|
On 04/08/2011 18.23, Roberto Ierusalimschy wrote:
What are your thoughts about using int64? Not ANSI? Not performant?Both. Moreover, it does not solve all cases. For instance, fseek is limited to long in C.
Ouch. That's bad!
If the problem is widespread, I wouldn't argue that 'format' should get special privileges. With table indices, you did such a beautiful job providing "general semantics with good performance for ints" that I though this might be your goal everywhere.As pointed out in the case of fseek, the big problem is the interface with C. And documenting everything would be messy; the limits are not even the same for every function (e.g., int x long x size_t).
Fair point.
Although it was me who came with the "widespread" argument, I guess it is not that widespread in pragmatic terms. As Dirk pointed out, it is rare (or impossible, in Lua) to have too large structures, so in real programs seldom (or never) a real index will be larger than 2^31 or whatever the limit. It may be more useful to collect real scenarios where this problem actually happens (e.g., format, which applies to generic numbers, not only indices or sizes) and try to solve them (e.g., with error messages).

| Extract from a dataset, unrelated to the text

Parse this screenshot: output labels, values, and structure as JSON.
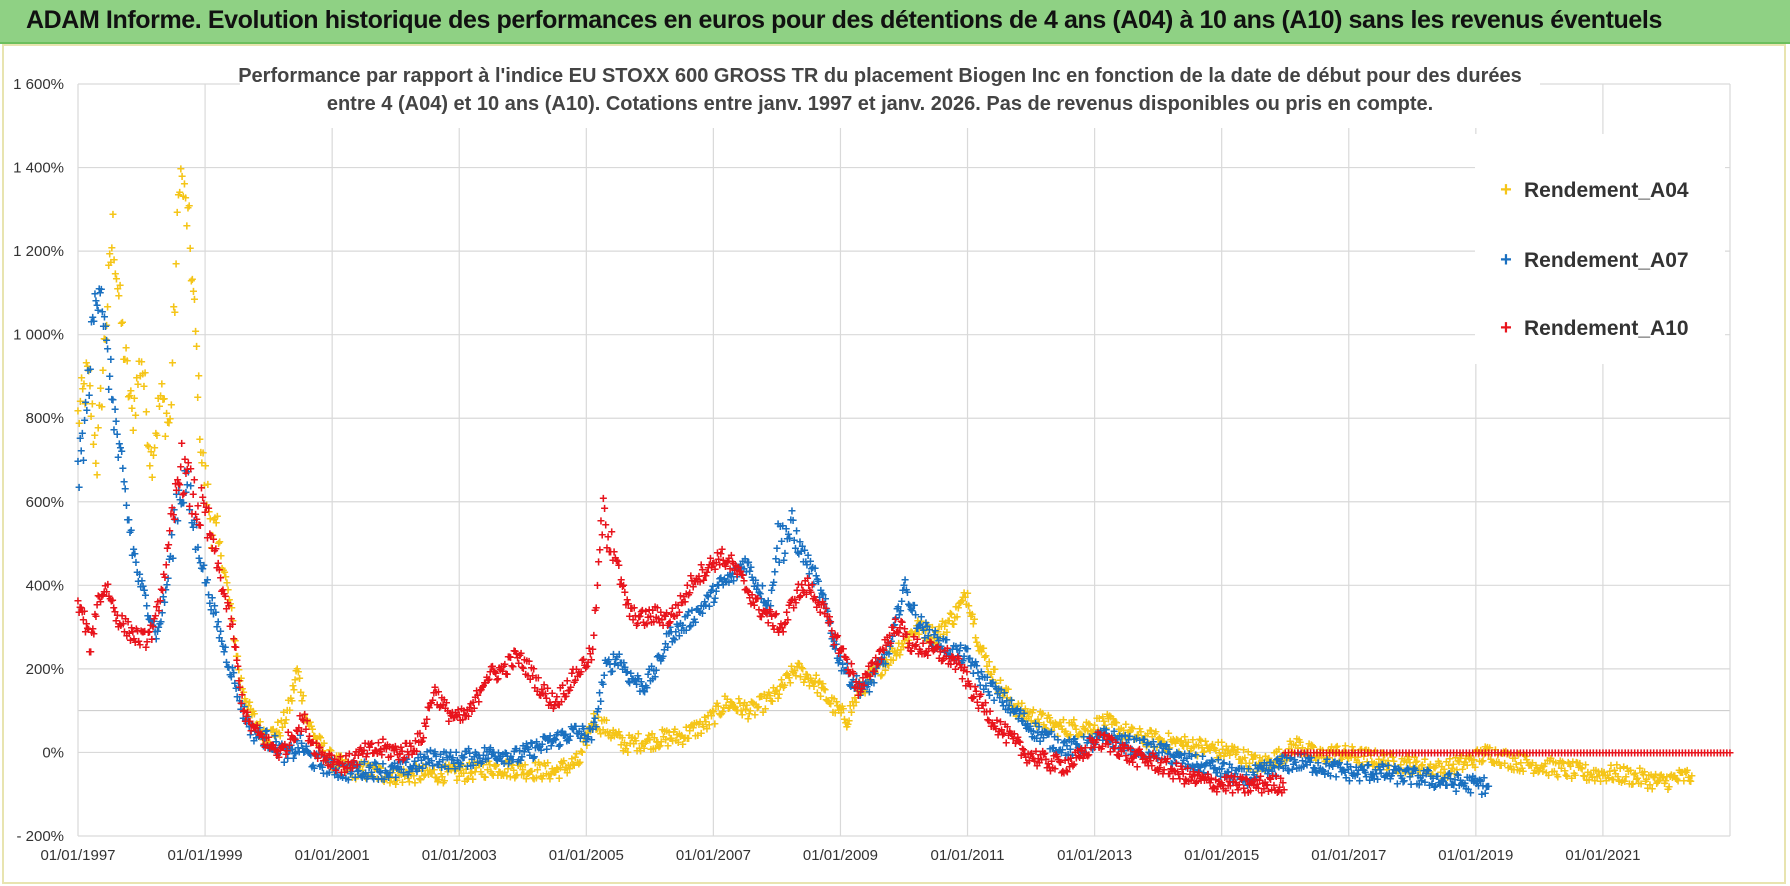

After a more careful browsing of the Lua functions, I came to the conclusion that probably most problems are just theoretical, because of the actual impossibility in the near future to have 2Gb+ of data in main memory in a real program.
The only two concrete bottlenecks are format %d and seek. Well, for the former, since high performance is not probably needed, an added check or some smart workaround (at the cost of some VM cycles) seem acceptable.
The seek problem seem, IMHO, more fundamental. As you point out rightfully, it is not Lua's fault. OTOH sticking to ISO C here severely hampers the ability of Lua of handling very large dataset on disk piecewise. I cannot provide a concrete use case for lack of direct experience, but it doesn't seem unlikely that someone would want to use Lua for such tasks.
Would be acceptable to include a workaround so that one could enable support for such large files (someone mentioned fseek64) just using an option in luaconf.h, say #define USE_FSEEK64?
If it is feasible with little effort, I think it would very useful, since disk size keeps growing and applications needing to sift huge amount of data are ever more widespread. I don't see why, e.g., someone couldn't embed Lua in an application for video post-processing, which usually work such huge files. Or disk imaging software, just to provide another possible scenario.
-- Roberto
-- Lorenzo